Do Social Media Contests Help or Hurt When Promoting HIT?
By Amanda Guisbond (agbond)
I asked myself this question after coming across the Department of Health and Human Services (HHS)’ most recent consumer campaign, the “What’s In Your Health Record?” video challenge. According to the HHS microsite promoting the contest:
Have you ever asked for a copy of your health record and reviewed it? If so, tell us about it! We invite you to participate in the “What’s in Your Health Record??” Video Challenge (#YourHealthRecord). Create a short, compelling video (up to 2 minutes in length) sharing how getting access to review your health record and checking the information can help make sure you or your loved ones get the best care. It’s important that you and your health care providers have the right information to make the best decisions.
Contestants have a little more than a month – until August 20 – to submit videos via YouTube or Vimeo, along with a text description, transcript of the video, and consent forms for anyone involved. First Prize winner takes home $3,000 – second and third winners, and honorable mentions, also receive cash prizes in lesser amounts.
The HHS states the goal of the video challenge is to “develop compelling videos that will motivate and inspire others to request electronic access to their health records and improve care.”
Here’s where I begin to struggle – and it’s two-fold:
First, how many people are eligible and inclined to create a video?
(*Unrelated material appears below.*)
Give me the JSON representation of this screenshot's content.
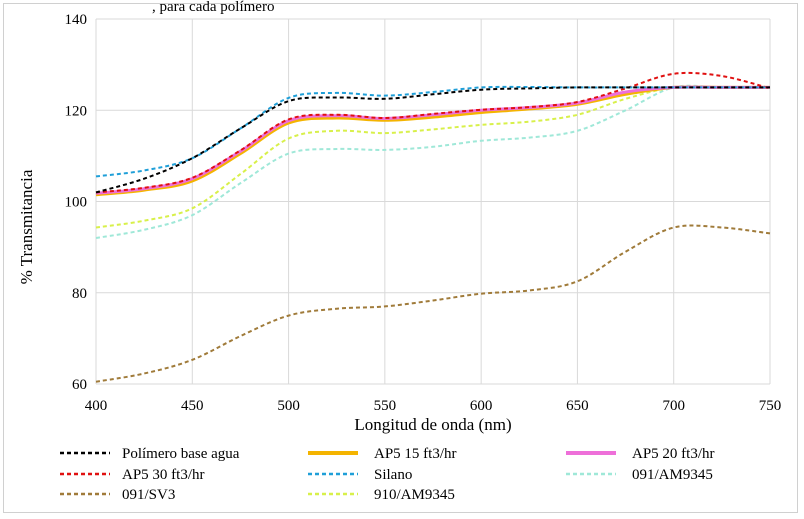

Are consumers, beyond the niche online health IT community, going to take the necessary steps to create a video on a complicated and still not broadly understood topic during their Summer vacation months? Not to mention, how many people have actually requested access to their electronic record? We’re still seeing media coverage of the Pew survey finding that less than half of the country knew Obamacare was upheld. I’d guess that even less than that 45 percent know about electronic health records.
Second, what about your target audience? If the HHS’ goal is to motivate and inspire those who might not otherwise request access to their health record, is their target audience on YouTube or Vimeo? Would they be coming across hashtags like #YourHealthRecord (which has yet to be used) on Twitter?
I hate to knock the effort from the ONC – I think engaging consumers in health IT practices and educating them on the value of accessing your personal information via an electronic record is a worthy, if not very challenging, effort. And I appreciate that the U.S. government keeps trying to better inform consumers through social contests and campaigns. However, I’m not sure it’s working…yet.
Where I think the HHS could wield their force is toward the healthcare providers – despite new tools to manage their health, patients still value face time with their doctors. Perhaps these visits could include some discussion of the benefits of electronic records to patients. Maybe the HHS could develop compelling messaging and marketing collateral for doctors and nurses to share with their patients. Or – and not to sound trite but I believe this to be true – maybe it’s time to pool all the money spent here and there on smaller campaigns and promote the bananas out of the U.S. Olympics team using electronic health records for the first time. If Olympic swimmer Ryan Lochte showed up on The Today Show talking about how cool it is to get his patient information electronically, more consumers might perk up.
Back to my original question – I don’t think social media contests hurt health IT, but they may be hurting the HHS’ future chances of getting buy-in and budget toward important health IT marketing initiatives if others fall short. Let’s face it: the benefits of electronic health records are still not as “consumer friendly” as the perils of H1N1 (thanks to @levydr for the link!).
Do you think the “What’s In Your Health Record?” video challenge is a good idea? Why or why not?